Friday, October 06, 2006

Corn

"At its most basic, the story of life on earth is the competition among species to capture and store as much energy as possible—either directly from the sun, in the case of plants, or, in the case of animals, by eating plants and plant eaters. The energy is stored in the form of carbon molecules and measured in calories: the calories we eat, whether in an ear of corn or a steak, represent packets of energy once captured by a plant. Few plants can manufacture quite as much organic matter (and calories) from the same quantities of sunlight and water and basic elements as corn.

The great turning point in the modern history of corn, which in turn marks a key turning point in the industrialization of our food, can be dated with some precision to the day in 1947 when the huge munitions plant at Muscle Shoals, Alabama, switched over from making explosives to making chemical fertilizer. After World War II, the government had found itself with a tremendous surplus of ammonium nitrate, the principal ingredient in the making of explosives. Ammonium nitrate also happens to be an excellent source of nitrogen for plants. Serious thought was given to spraying America's forests with the surplus chemical, to help the timber industry. But agronomists in the Department of Agriculture had a better idea: spread the ammonium nitrate on farmland as fertilizer. The chemical fertilizer industry (along with that of pesticides, which are based on the poison gases developed for war) is the product of the government's effort to convert its war machine to peacetime purposes. As the Indian farmer activist Vandana Shiva says in her speeches, "We're still eating the leftovers of World War II."

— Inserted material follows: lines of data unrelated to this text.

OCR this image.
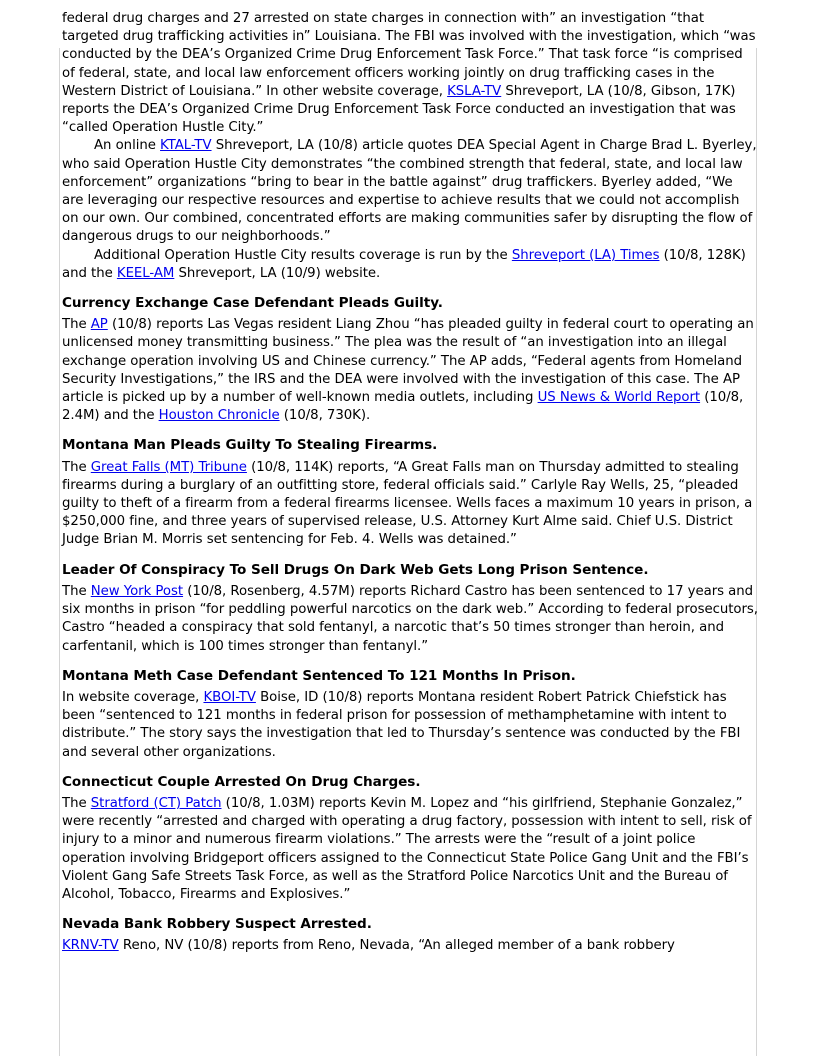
federal drug charges and 27 arrested on state charges in connection with” an investigation “that targeted drug trafficking activities in” Louisiana. The FBI was involved with the investigation, which “was conducted by the DEA’s Organized Crime Drug Enforcement Task Force.” That task force “is comprised of federal, state, and local law enforcement officers working jointly on drug trafficking cases in the Western District of Louisiana.” In other website coverage, KSLA-TV Shreveport, LA (10/8, Gibson, 17K) reports the DEA’s Organized Crime Drug Enforcement Task Force conducted an investigation that was “called Operation Hustle City.”

An online KTAL-TV Shreveport, LA (10/8) article quotes DEA Special Agent in Charge Brad L. Byerley, who said Operation Hustle City demonstrates “the combined strength that federal, state, and local law enforcement” organizations “bring to bear in the battle against” drug traffickers. Byerley added, “We are leveraging our respective resources and expertise to achieve results that we could not accomplish on our own. Our combined, concentrated efforts are making communities safer by disrupting the flow of dangerous drugs to our neighborhoods.”

Additional Operation Hustle City results coverage is run by the Shreveport (LA) Times (10/8, 128K) and the KEEL-AM Shreveport, LA (10/9) website.

Currency Exchange Case Defendant Pleads Guilty.

The AP (10/8) reports Las Vegas resident Liang Zhou “has pleaded guilty in federal court to operating an unlicensed money transmitting business.” The plea was the result of “an investigation into an illegal exchange operation involving US and Chinese currency.” The AP adds, “Federal agents from Homeland Security Investigations,” the IRS and the DEA were involved with the investigation of this case. The AP article is picked up by a number of well-known media outlets, including US News & World Report (10/8, 2.4M) and the Houston Chronicle (10/8, 730K).

Montana Man Pleads Guilty To Stealing Firearms.

The Great Falls (MT) Tribune (10/8, 114K) reports, “A Great Falls man on Thursday admitted to stealing firearms during a burglary of an outfitting store, federal officials said.” Carlyle Ray Wells, 25, “pleaded guilty to theft of a firearm from a federal firearms licensee. Wells faces a maximum 10 years in prison, a $250,000 fine, and three years of supervised release, U.S. Attorney Kurt Alme said. Chief U.S. District Judge Brian M. Morris set sentencing for Feb. 4. Wells was detained.”

Leader Of Conspiracy To Sell Drugs On Dark Web Gets Long Prison Sentence.

The New York Post (10/8, Rosenberg, 4.57M) reports Richard Castro has been sentenced to 17 years and six months in prison “for peddling powerful narcotics on the dark web.” According to federal prosecutors, Castro “headed a conspiracy that sold fentanyl, a narcotic that’s 50 times stronger than heroin, and carfentanil, which is 100 times stronger than fentanyl.”

Montana Meth Case Defendant Sentenced To 121 Months In Prison.

In website coverage, KBOI-TV Boise, ID (10/8) reports Montana resident Robert Patrick Chiefstick has been “sentenced to 121 months in federal prison for possession of methamphetamine with intent to distribute.” The story says the investigation that led to Thursday’s sentence was conducted by the FBI and several other organizations.

Connecticut Couple Arrested On Drug Charges.

The Stratford (CT) Patch (10/8, 1.03M) reports Kevin M. Lopez and “his girlfriend, Stephanie Gonzalez,” were recently “arrested and charged with operating a drug factory, possession with intent to sell, risk of injury to a minor and numerous firearm violations.” The arrests were the “result of a joint police operation involving Bridgeport officers assigned to the Connecticut State Police Gang Unit and the FBI’s Violent Gang Safe Streets Task Force, as well as the Stratford Police Narcotics Unit and the Bureau of Alcohol, Tobacco, Firearms and Explosives.”

Nevada Bank Robbery Suspect Arrested.

KRNV-TV Reno, NV (10/8) reports from Reno, Nevada, “An alleged member of a bank robbery
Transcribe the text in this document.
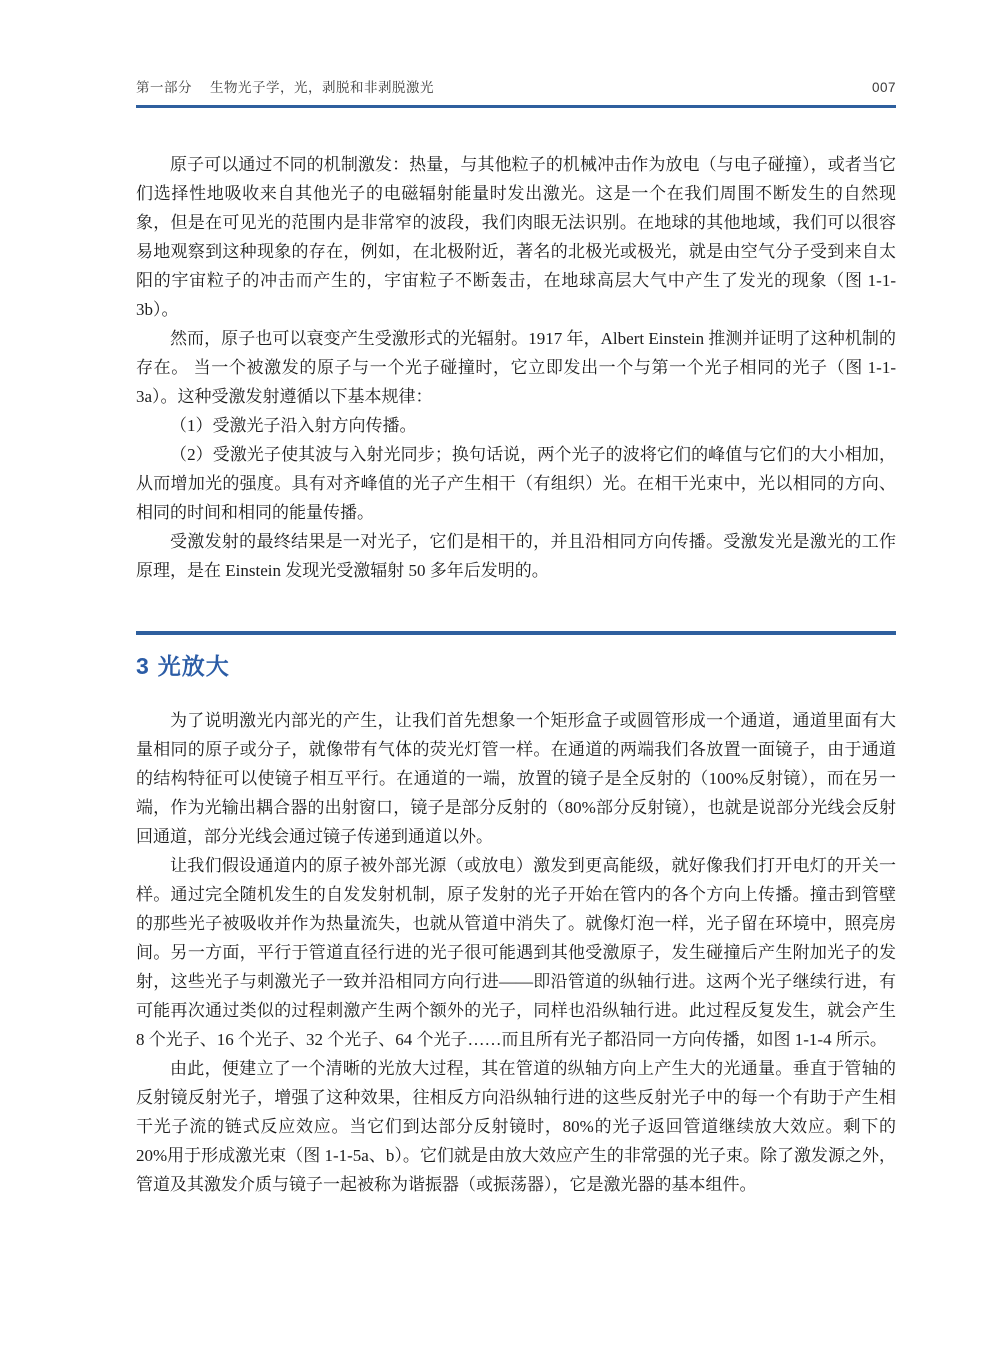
第一部分 生物光子学，光，剥脱和非剥脱激光	007

原子可以通过不同的机制激发：热量，与其他粒子的机械冲击作为放电（与电子碰撞），或者当它们选择性地吸收来自其他光子的电磁辐射能量时发出激光。这是一个在我们周围不断发生的自然现象，但是在可见光的范围内是非常窄的波段，我们肉眼无法识别。在地球的其他地域，我们可以很容易地观察到这种现象的存在，例如，在北极附近，著名的北极光或极光，就是由空气分子受到来自太阳的宇宙粒子的冲击而产生的，宇宙粒子不断轰击，在地球高层大气中产生了发光的现象（图 1-1-3b）。

然而，原子也可以衰变产生受激形式的光辐射。1917 年，Albert Einstein 推测并证明了这种机制的存在。 当一个被激发的原子与一个光子碰撞时，它立即发出一个与第一个光子相同的光子（图 1-1-3a）。这种受激发射遵循以下基本规律：

（1）受激光子沿入射方向传播。

（2）受激光子使其波与入射光同步；换句话说，两个光子的波将它们的峰值与它们的大小相加，从而增加光的强度。具有对齐峰值的光子产生相干（有组织）光。在相干光束中，光以相同的方向、相同的时间和相同的能量传播。

受激发射的最终结果是一对光子，它们是相干的，并且沿相同方向传播。受激发光是激光的工作原理，是在 Einstein 发现光受激辐射 50 多年后发明的。

3 光放大

为了说明激光内部光的产生，让我们首先想象一个矩形盒子或圆管形成一个通道，通道里面有大量相同的原子或分子，就像带有气体的荧光灯管一样。在通道的两端我们各放置一面镜子，由于通道的结构特征可以使镜子相互平行。在通道的一端，放置的镜子是全反射的（100%反射镜），而在另一端，作为光输出耦合器的出射窗口，镜子是部分反射的（80%部分反射镜），也就是说部分光线会反射回通道，部分光线会通过镜子传递到通道以外。

让我们假设通道内的原子被外部光源（或放电）激发到更高能级，就好像我们打开电灯的开关一样。通过完全随机发生的自发发射机制，原子发射的光子开始在管内的各个方向上传播。撞击到管壁的那些光子被吸收并作为热量流失，也就从管道中消失了。就像灯泡一样，光子留在环境中，照亮房间。另一方面，平行于管道直径行进的光子很可能遇到其他受激原子，发生碰撞后产生附加光子的发射，这些光子与刺激光子一致并沿相同方向行进——即沿管道的纵轴行进。这两个光子继续行进，有可能再次通过类似的过程刺激产生两个额外的光子，同样也沿纵轴行进。此过程反复发生，就会产生 8 个光子、16 个光子、32 个光子、64 个光子……而且所有光子都沿同一方向传播，如图 1-1-4 所示。

由此，便建立了一个清晰的光放大过程，其在管道的纵轴方向上产生大的光通量。垂直于管轴的反射镜反射光子，增强了这种效果，往相反方向沿纵轴行进的这些反射光子中的每一个有助于产生相干光子流的链式反应效应。当它们到达部分反射镜时，80%的光子返回管道继续放大效应。剩下的 20%用于形成激光束（图 1-1-5a、b）。它们就是由放大效应产生的非常强的光子束。除了激发源之外，管道及其激发介质与镜子一起被称为谐振器（或振荡器），它是激光器的基本组件。
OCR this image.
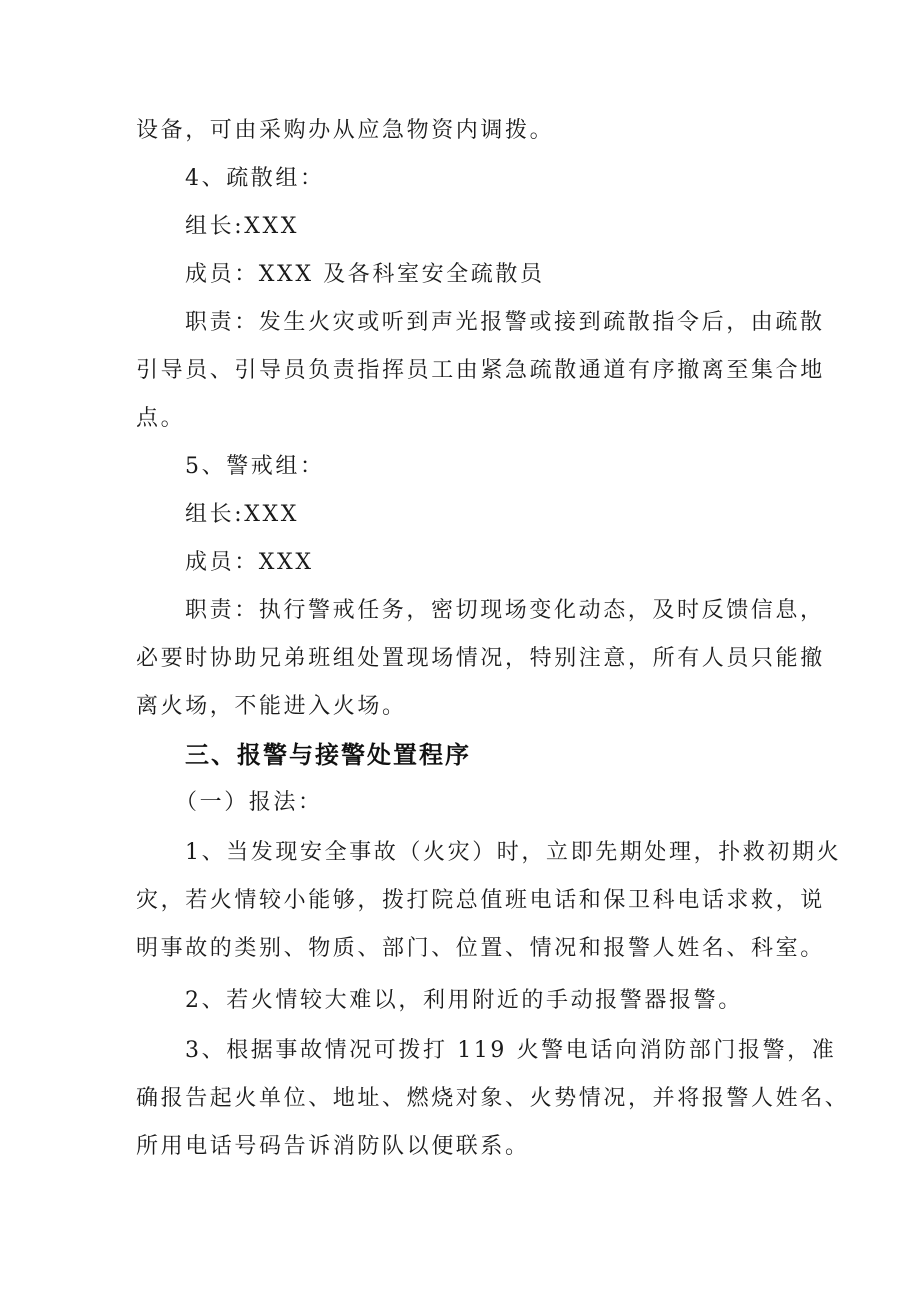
设备，可由采购办从应急物资内调拨。
4、疏散组：
组长:XXX
成员：XXX 及各科室安全疏散员
职责：发生火灾或听到声光报警或接到疏散指令后，由疏散
引导员、引导员负责指挥员工由紧急疏散通道有序撤离至集合地
点。
5、警戒组：
组长:XXX
成员：XXX
职责：执行警戒任务，密切现场变化动态，及时反馈信息，
必要时协助兄弟班组处置现场情况，特别注意，所有人员只能撤
离火场，不能进入火场。
三、报警与接警处置程序
（一）报法：
1、当发现安全事故（火灾）时，立即先期处理，扑救初期火
灾，若火情较小能够，拨打院总值班电话和保卫科电话求救，说
明事故的类别、物质、部门、位置、情况和报警人姓名、科室。
2、若火情较大难以，利用附近的手动报警器报警。
3、根据事故情况可拨打 119 火警电话向消防部门报警，准
确报告起火单位、地址、燃烧对象、火势情况，并将报警人姓名、
所用电话号码告诉消防队以便联系。
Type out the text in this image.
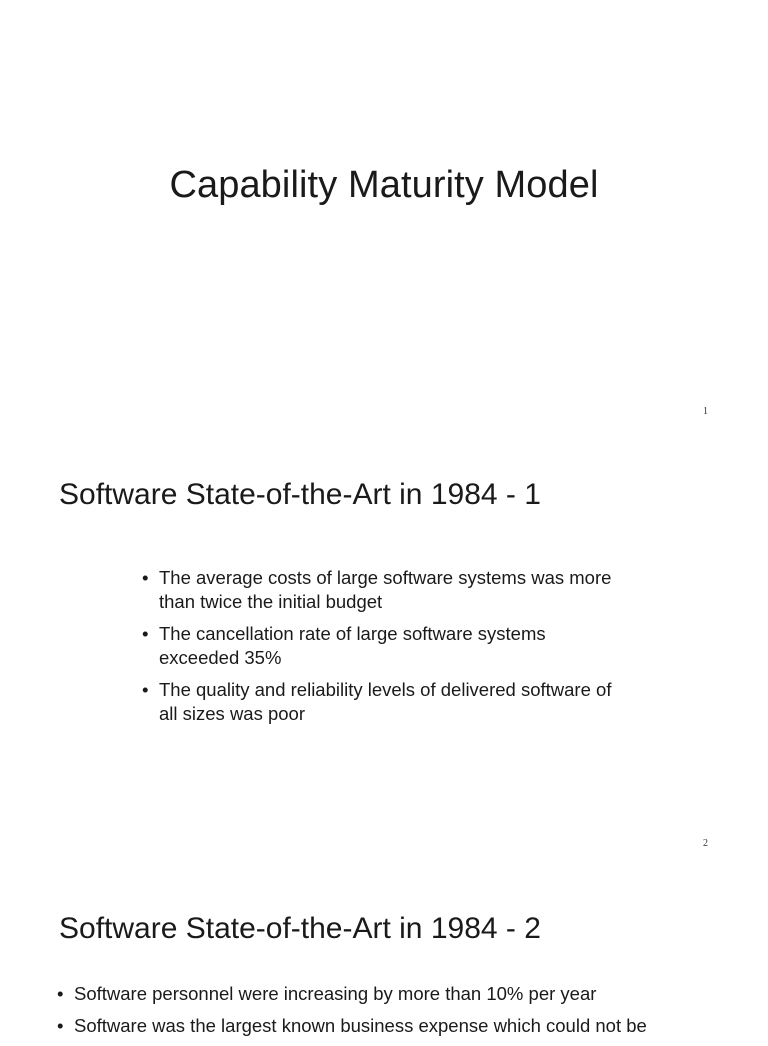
Capability Maturity Model
1
Software State-of-the-Art in 1984 - 1
• The average costs of large software systems was more than twice the initial budget
• The cancellation rate of large software systems exceeded 35%
• The quality and reliability levels of delivered software of all sizes was poor
2
Software State-of-the-Art in 1984 - 2
• Software personnel were increasing by more than 10% per year
• Software was the largest known business expense which could not be
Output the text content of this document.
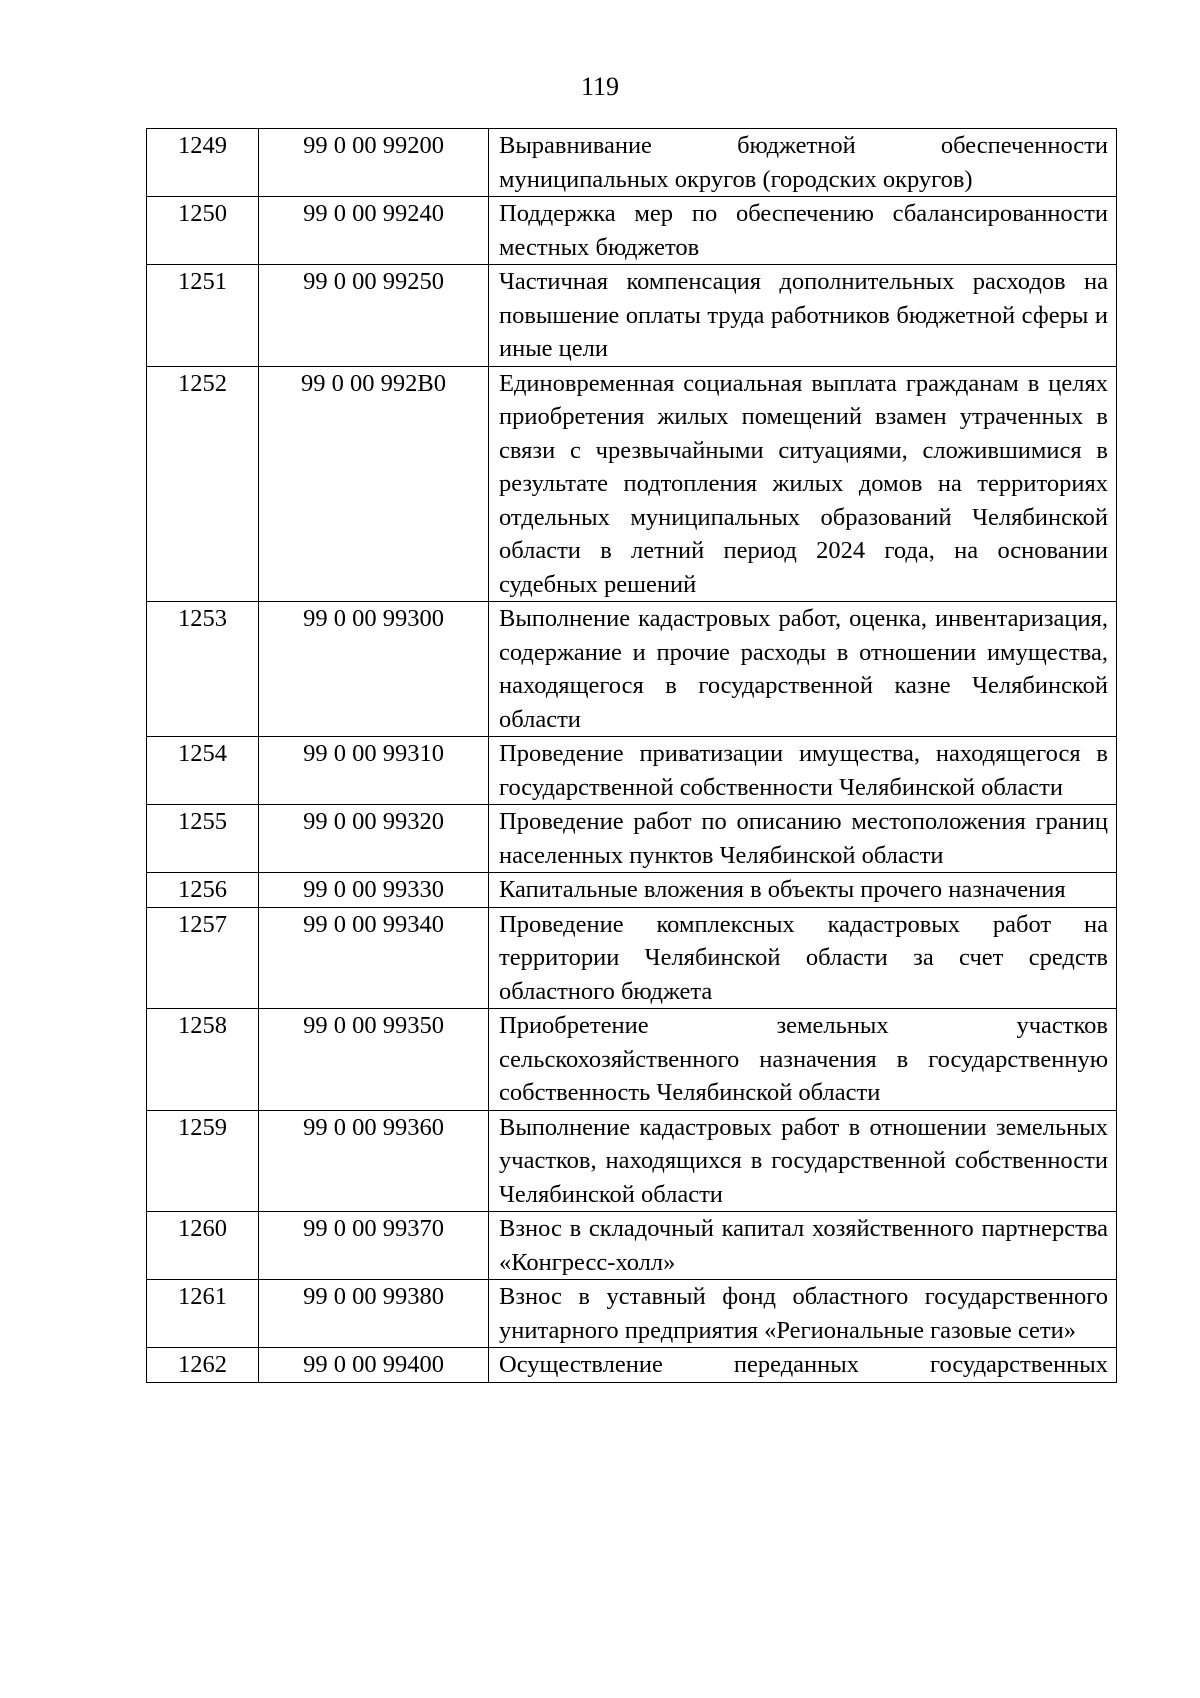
119
1249	99 0 00 99200	Выравнивание бюджетной обеспеченности муниципальных округов (городских округов)
1250	99 0 00 99240	Поддержка мер по обеспечению сбалансированности местных бюджетов
1251	99 0 00 99250	Частичная компенсация дополнительных расходов на повышение оплаты труда работников бюджетной сферы и иные цели
1252	99 0 00 992В0	Единовременная социальная выплата гражданам в целях приобретения жилых помещений взамен утраченных в связи с чрезвычайными ситуациями, сложившимися в результате подтопления жилых домов на территориях отдельных муниципальных образований Челябинской области в летний период 2024 года, на основании судебных решений
1253	99 0 00 99300	Выполнение кадастровых работ, оценка, инвентаризация, содержание и прочие расходы в отношении имущества, находящегося в государственной казне Челябинской области
1254	99 0 00 99310	Проведение приватизации имущества, находящегося в государственной собственности Челябинской области
1255	99 0 00 99320	Проведение работ по описанию местоположения границ населенных пунктов Челябинской области
1256	99 0 00 99330	Капитальные вложения в объекты прочего назначения
1257	99 0 00 99340	Проведение комплексных кадастровых работ на территории Челябинской области за счет средств областного бюджета
1258	99 0 00 99350	Приобретение земельных участков сельскохозяйственного назначения в государственную собственность Челябинской области
1259	99 0 00 99360	Выполнение кадастровых работ в отношении земельных участков, находящихся в государственной собственности Челябинской области
1260	99 0 00 99370	Взнос в складочный капитал хозяйственного партнерства «Конгресс-холл»
1261	99 0 00 99380	Взнос в уставный фонд областного государственного унитарного предприятия «Региональные газовые сети»
1262	99 0 00 99400	Осуществление переданных государственных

http://www.smithsonianmagazine.com/issues/2006/july/presence.php

There's corn in that?

  • It takes the equivalent of half a gallon of gasoline to grow every bushel of corn.
  • Of 10,000 items in a typical grocery store, at least 2,500 use corn in some form during production or processing.
  • Your bacon and egg breakfast, glass of milk at lunch, or hamburger for supper were all produced with US corn.
  • Besides food for human and livestock consumption, corn is used in paint, paper products, cosmetics, tires, fuel, plastics, textiles, explosives, and wallboard – among other things.
  • In the US, corn leads all other crops in value and volume of production – more than double that of any other crop.
  • Corn is America's chief crop export, with total bushels exported exceeding total bushels used domestically for food, seed, and industrial purposes.